Um amplo diagnóstico ambiental do Programa Estratégico de Estruturas Artificiais Marinhas, identificou o perfil dos turistas, seus hábitos, a percepção ambiental e os impactos gerados pela intensa atividade turística na zona costeira paraibana.
Ao longo da alta temporada 2025/2026, pesquisadores realizaram levantamentos por drones e imagens aéreas e embarcaram nas catamarãs para aplicar questionários específicos. O trabalho permitiu caracterizar os visitantes e dimensionar o fluxo diário de pessoas nos principais cartões-postais marítimos da Paraíba.

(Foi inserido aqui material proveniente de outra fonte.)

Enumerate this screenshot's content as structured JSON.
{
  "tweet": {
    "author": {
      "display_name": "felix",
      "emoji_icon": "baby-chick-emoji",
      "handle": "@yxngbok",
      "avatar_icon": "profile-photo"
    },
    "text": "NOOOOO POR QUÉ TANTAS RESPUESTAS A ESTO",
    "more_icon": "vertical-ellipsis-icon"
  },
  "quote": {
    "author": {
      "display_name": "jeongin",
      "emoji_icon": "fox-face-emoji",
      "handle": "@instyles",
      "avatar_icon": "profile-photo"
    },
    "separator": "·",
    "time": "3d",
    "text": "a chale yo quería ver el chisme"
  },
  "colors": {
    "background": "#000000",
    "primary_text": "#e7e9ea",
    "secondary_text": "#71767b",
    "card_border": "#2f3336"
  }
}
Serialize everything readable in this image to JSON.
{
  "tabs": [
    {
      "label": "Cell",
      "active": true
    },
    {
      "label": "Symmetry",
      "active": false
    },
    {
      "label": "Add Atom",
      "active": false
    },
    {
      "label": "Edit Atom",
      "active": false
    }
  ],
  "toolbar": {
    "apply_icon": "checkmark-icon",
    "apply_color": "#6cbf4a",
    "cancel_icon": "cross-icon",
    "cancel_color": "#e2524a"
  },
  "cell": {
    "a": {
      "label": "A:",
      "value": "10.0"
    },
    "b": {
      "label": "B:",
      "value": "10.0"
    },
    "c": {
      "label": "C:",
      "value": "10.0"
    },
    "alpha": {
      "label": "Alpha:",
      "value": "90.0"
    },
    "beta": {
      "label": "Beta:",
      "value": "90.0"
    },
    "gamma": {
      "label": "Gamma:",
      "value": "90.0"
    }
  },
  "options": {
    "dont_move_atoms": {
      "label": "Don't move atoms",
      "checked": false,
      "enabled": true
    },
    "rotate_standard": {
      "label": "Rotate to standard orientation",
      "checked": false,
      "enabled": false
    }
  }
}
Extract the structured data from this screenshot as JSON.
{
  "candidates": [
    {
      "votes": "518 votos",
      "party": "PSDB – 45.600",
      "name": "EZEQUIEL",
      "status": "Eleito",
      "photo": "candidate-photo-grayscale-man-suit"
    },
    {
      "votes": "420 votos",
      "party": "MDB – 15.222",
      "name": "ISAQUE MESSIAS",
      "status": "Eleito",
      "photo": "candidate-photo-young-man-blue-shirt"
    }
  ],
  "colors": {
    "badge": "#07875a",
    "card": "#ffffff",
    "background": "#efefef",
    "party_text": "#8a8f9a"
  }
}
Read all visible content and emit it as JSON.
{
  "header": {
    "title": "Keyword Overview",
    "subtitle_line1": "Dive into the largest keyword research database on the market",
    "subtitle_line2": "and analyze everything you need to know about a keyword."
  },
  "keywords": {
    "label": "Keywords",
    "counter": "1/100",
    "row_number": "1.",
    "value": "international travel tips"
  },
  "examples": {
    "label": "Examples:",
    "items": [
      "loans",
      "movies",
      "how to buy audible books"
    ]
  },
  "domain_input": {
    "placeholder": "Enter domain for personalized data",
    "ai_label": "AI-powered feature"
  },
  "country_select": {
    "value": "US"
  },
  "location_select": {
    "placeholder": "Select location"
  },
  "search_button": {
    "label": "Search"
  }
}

Segundo o coordenador científico do Premar, Prof. Dr. do IFPB nas áreas de oceanografia, meteorologia, zona costeira e combate à poluição marinha, Cláudio Dybas, o volume registrado exige medidas de gestão que envolvam tanto os turistas quanto os operadores das embarcações que exploram comercialmente esses roteiros.
Despejo de esgoto sanitário bruto não tratado
Entre os pontos analisados está a destinação dos resíduos sólidos e líquidos produzidos durante os passeios. Ele lembra que o lixo deve ser armazenado e descartado adequadamente em terra, enquanto os efluentes sanitários precisam seguir normas nacionais e internacionais, porém, é de conhecimento que algumas embarcações utilizam o despejo de esgoto sanitário bruto não tratado por gravidade no mar, mediante abertura das válvulas dos reservatórios.
Essa prática somente é permitida a mais de 12 milhas náuticas da costa, distância equivalente a aproximadamente 23 quilômetros, conforme determina a Convenção Internacional para a Prevenção da Poluição por Navios (Convenção MARPOL) e regras da Organização Marítima Internacional (OMI). Além do descarte regulamentado em alto-mar, existem outras duas alternativas legalmente previstas: o tratamento do esgoto a bordo por sistemas próprios ou a retirada dos resíduos por sucção quando as embarcações retornam ao porto.
Audiência do MPF-PB
Para Cláudio Dybas, a expansão do turismo náutico na Paraíba exige que os operadores adotem mecanismos permanentes para tratamento ou destinação correta dos resíduos. O tema foi debatido em audiência pública promovida pelo Ministério Público Federal sobre saneamento e preservação dos ecossistemas costeiros.
O Preamar propõe medidas técnicas e científicas para enfrentar problemas na zona costeira, como erosão, poluição, ocupação irregular do solo, mudanças climáticas e elevação do nível do mar. O programa também já desenvolve ações de educação ambiental, com orientações em áudio transmitidas nos catamarãs, sugerindo a ampliação dessa prática para todas as embarcações que atuam nas piscinas naturais, com foco em conscientização dos visitantes.
Sobre o Preamar
Reúne Governo da Paraíba, Instituto Federal da Paraíba (IFPB), Ministério Público Federal e instituições de pesquisa para desenvolver estudos voltados ao desenvolvimento sustentável da zona costeira. Graças a um Termo de Ajustamento de Conduta proposto pelo MPF-PB, participam nesse processo as nove prefeituras litorâneas, governo da Paraíba e Secretaria do Patrimônio da União (SPU).